A: The Agricultural weed surveillance project is one of 11 sub-projects in the Royalties for Regions funded Boosting Biosecurity Defences Project (BBD). The BBD project has a Steering Committee, which reports through to the DAFWA Executive and the Department of Regional Development as well as an external reference group (Biosecurity Committee). The Steering Committee is chaired by the Executive Director of Biosecurity and Regulation who is accountable for the delivery of the project outcomes. The Committee provides advice to the Sponsor and BBD project manager and ensures that the project scope is appropriate, the project is feasible, it has sufficient resources, and business plans and outcomes are delivered as specified in the Memorandum of Understanding.
The Agricultural weed surveillance project has several advisory groups:
- The Declared Plant Reference Group: made up of industry members, and representatives from biosecurity groups, Department of Parks and Wildlife and the Department of Agriculture and Food (DAFWA). This group provides advice to the project to ensure that it is heading in the right direction. The group has already assisted the project to decide which types of systems, tools and applications will be developed.
- Weed Surveillance Technical Working Group: made up of weed scientists and extension specialists in DAFWA. This group provides technical advice on weeds and on extension of material to the public.

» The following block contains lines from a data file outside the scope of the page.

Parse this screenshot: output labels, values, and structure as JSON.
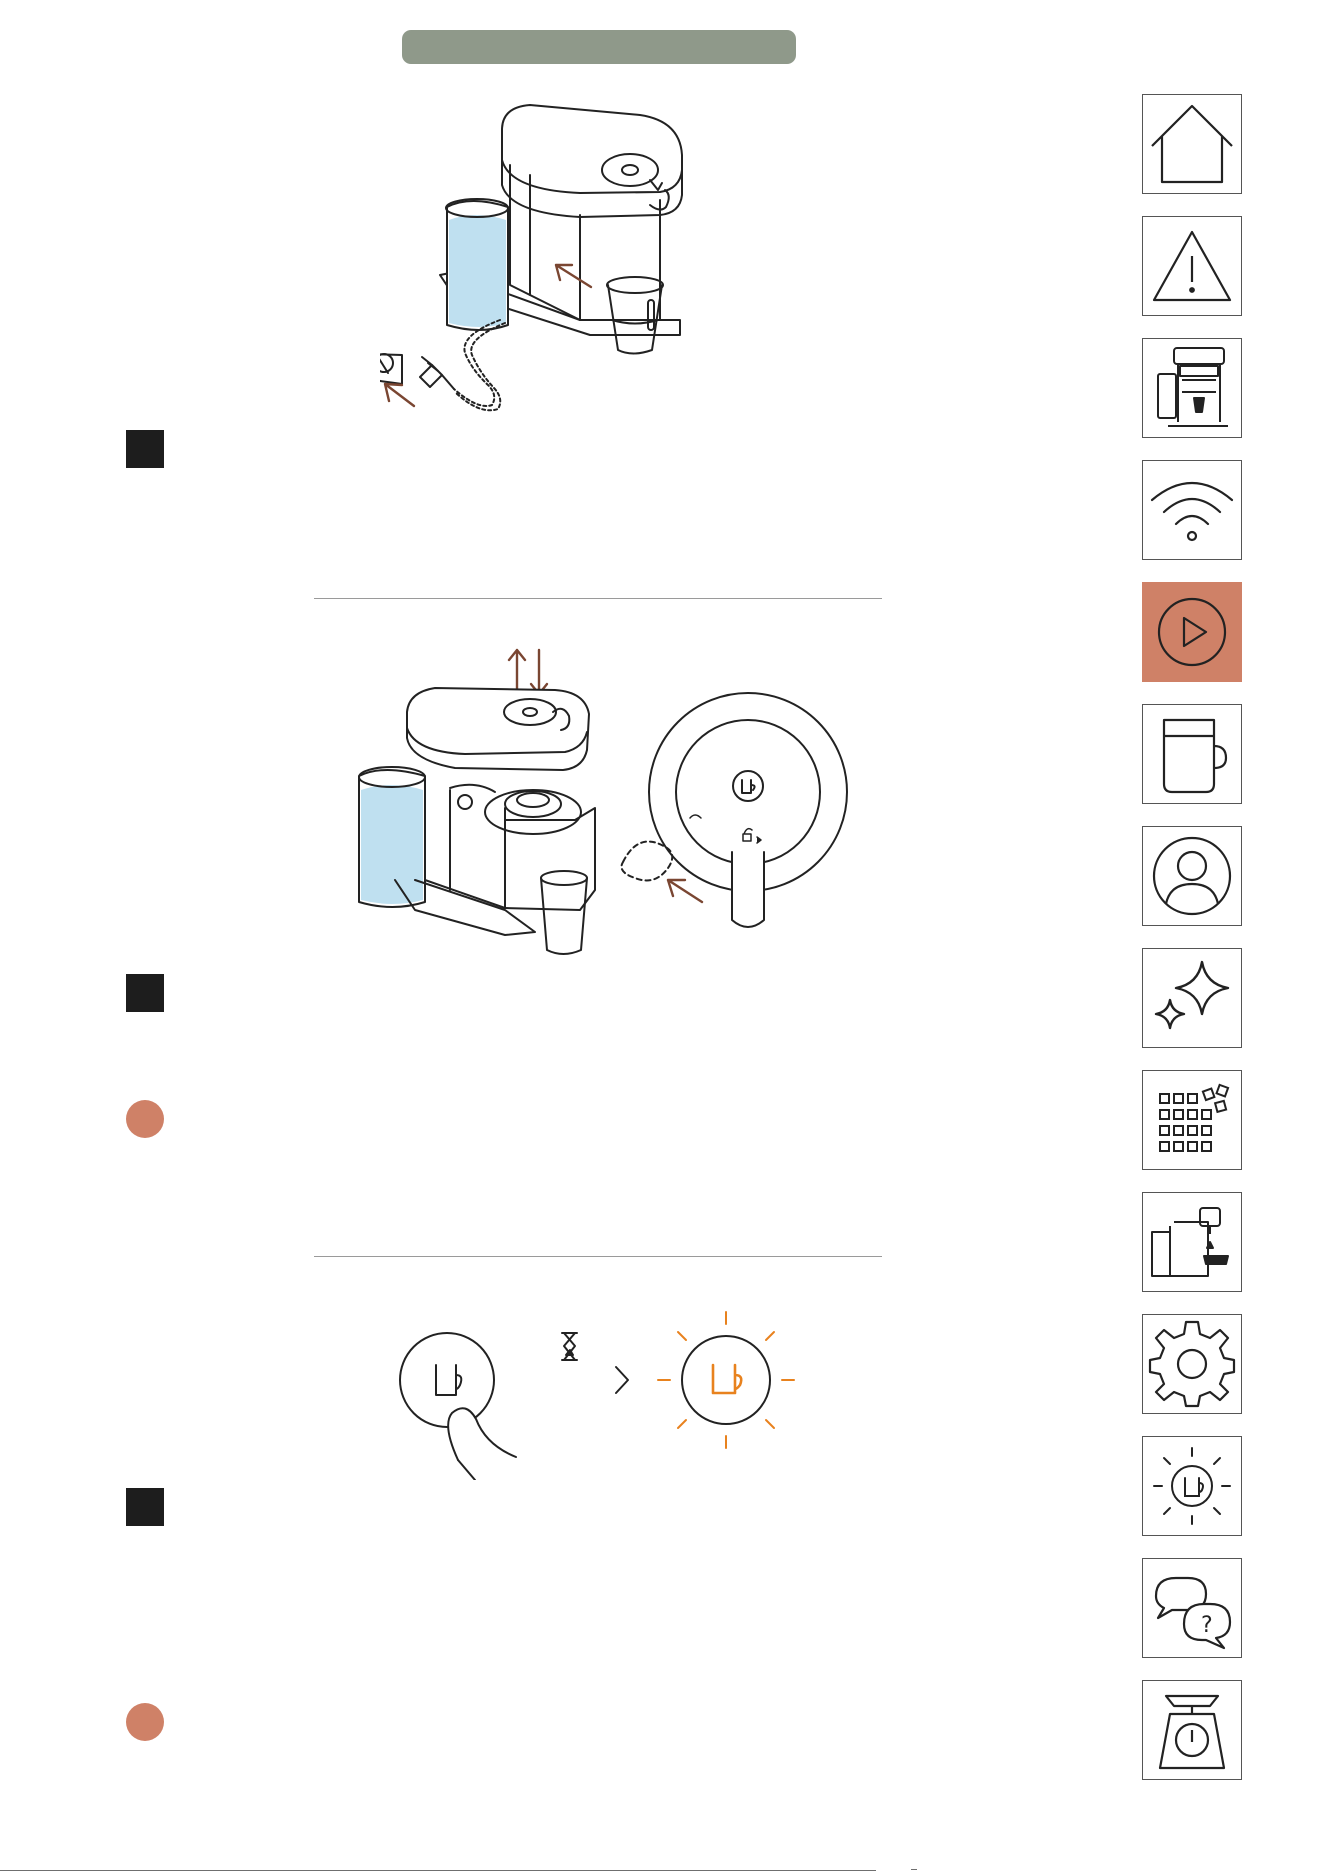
{
  "colors": {
    "title_bar": "#8f998a",
    "step_marker": "#1d1d1d",
    "note_marker": "#cf8167",
    "active_nav": "#cf8167",
    "glow": "#e8821e",
    "arrow": "#7a4632",
    "water": "#bfe0f0"
  },
  "sidebar": {
    "items": [
      {
        "icon": "home-icon",
        "active": false
      },
      {
        "icon": "warning-icon",
        "active": false
      },
      {
        "icon": "machine-icon",
        "active": false
      },
      {
        "icon": "wifi-icon",
        "active": false
      },
      {
        "icon": "play-icon",
        "active": true
      },
      {
        "icon": "mug-icon",
        "active": false
      },
      {
        "icon": "user-icon",
        "active": false
      },
      {
        "icon": "sparkle-icon",
        "active": false
      },
      {
        "icon": "capsule-grid-icon",
        "active": false
      },
      {
        "icon": "descaling-icon",
        "active": false
      },
      {
        "icon": "gear-icon",
        "active": false
      },
      {
        "icon": "brew-button-icon",
        "active": false
      },
      {
        "icon": "faq-icon",
        "active": false
      },
      {
        "icon": "scale-icon",
        "active": false
      }
    ]
  }
}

Q: How were weeds selected to be surveillance targets?
A: The process used to select target weeds can be found in the document “Declared plant selection process” on the Agricultural weed surveillance project: Royalties for Regions page. The selection criteria were that the weed should:
- be a declared pest under the Biosecurity and Agriculture Management Act 2007
- have impacts agricultural production or farming systems
- be able to survive in the South West Land Division of the state (i.e. the agricultural regions)

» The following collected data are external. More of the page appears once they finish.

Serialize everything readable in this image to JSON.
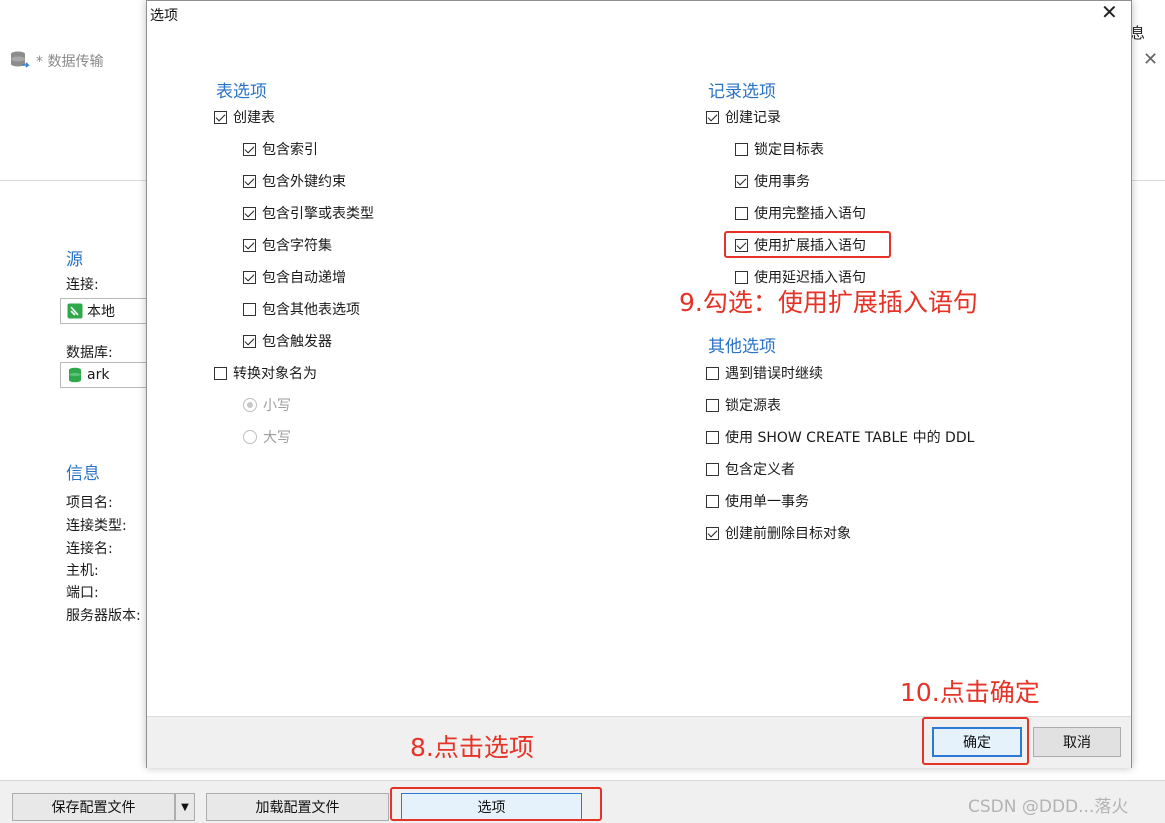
{
  "background": {
    "window_title": "* 数据传输",
    "top_right_text": "息",
    "source": {
      "section_title": "源",
      "connection_label": "连接:",
      "connection_value": "本地",
      "database_label": "数据库:",
      "database_value": "ark"
    },
    "info": {
      "section_title": "信息",
      "labels": [
        "项目名:",
        "连接类型:",
        "连接名:",
        "主机:",
        "端口:",
        "服务器版本:"
      ]
    },
    "bottom_buttons": {
      "save_config": "保存配置文件",
      "load_config": "加载配置文件",
      "options": "选项"
    }
  },
  "dialog": {
    "title": "选项",
    "table_options": {
      "title": "表选项",
      "create_table": {
        "label": "创建表",
        "checked": true
      },
      "sub_options": [
        {
          "label": "包含索引",
          "checked": true
        },
        {
          "label": "包含外键约束",
          "checked": true
        },
        {
          "label": "包含引擎或表类型",
          "checked": true
        },
        {
          "label": "包含字符集",
          "checked": true
        },
        {
          "label": "包含自动递增",
          "checked": true
        },
        {
          "label": "包含其他表选项",
          "checked": false
        },
        {
          "label": "包含触发器",
          "checked": true
        }
      ],
      "convert_names": {
        "label": "转换对象名为",
        "checked": false
      },
      "case_options": [
        {
          "label": "小写",
          "selected": true
        },
        {
          "label": "大写",
          "selected": false
        }
      ]
    },
    "record_options": {
      "title": "记录选项",
      "create_records": {
        "label": "创建记录",
        "checked": true
      },
      "sub_options": [
        {
          "label": "锁定目标表",
          "checked": false
        },
        {
          "label": "使用事务",
          "checked": true
        },
        {
          "label": "使用完整插入语句",
          "checked": false
        },
        {
          "label": "使用扩展插入语句",
          "checked": true
        },
        {
          "label": "使用延迟插入语句",
          "checked": false
        }
      ]
    },
    "other_options": {
      "title": "其他选项",
      "items": [
        {
          "label": "遇到错误时继续",
          "checked": false
        },
        {
          "label": "锁定源表",
          "checked": false
        },
        {
          "label": "使用 SHOW CREATE TABLE 中的 DDL",
          "checked": false
        },
        {
          "label": "包含定义者",
          "checked": false
        },
        {
          "label": "使用单一事务",
          "checked": false
        },
        {
          "label": "创建前删除目标对象",
          "checked": true
        }
      ]
    },
    "ok_label": "确定",
    "cancel_label": "取消"
  },
  "annotations": {
    "step8": "8.点击选项",
    "step9": "9.勾选：使用扩展插入语句",
    "step10": "10.点击确定",
    "accent_color": "#e53327"
  },
  "watermark": "CSDN @DDD...落火"
}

- be able to be identified by the general public.
In total 20 declared plants will be part of the project. DAFWA’s Weed Surveillance Technical Working Group selected 15 of these weeds.
Q: Why were stakeholders only able to select five surveillance targets?
A: From the perspective of the State’s biosecurity the greatest economic benefit is in finding declared plants and new incursions of threatening species before they have a chance to spread throughout the State. High priority declared plants are those that are thought to be absent from WA or have a small number of localised populations.
As these weeds are at low numbers or thought to be absent from the state, they are unlikely to be familiar to most stakeholders. Because of this, the Weed Surveillance Technical Group selected these high priority declared plants.
The scope for this project is to concentrate on high priority surveillance targets, therefore more of them were selected as surveillance targets.
Q: Will surveillance and reporting applications be extended to declared plants not selected as part of the project?
Declared plants neither selected nor eligible for selection as a surveillance target will have some surveillance reporting and monitoring tools and applications extended to them.
However, these weeds will not have extra extension or training material developed for them.
Q: What will happen to WeedWatcher on the DAFWA website?
A: The WeedWatcher surveillance application is not considered accessible under national accessibility requirements, and is not being used for surveillance purposes by this project. However, it will be updated and transformed to include the ability to report declared plants as part of the Agricultural weed surveillance project.
Q: Will weed identification training be provided?
A: Development of Weed identification training was identified by the Declared Plant Reference Group as a high priority activity.
Weed identification training will be provided as an online course. This course will be able to be downloaded by interested community or biosecurity groups. This will enable interested groups to conduct their own weed identification training.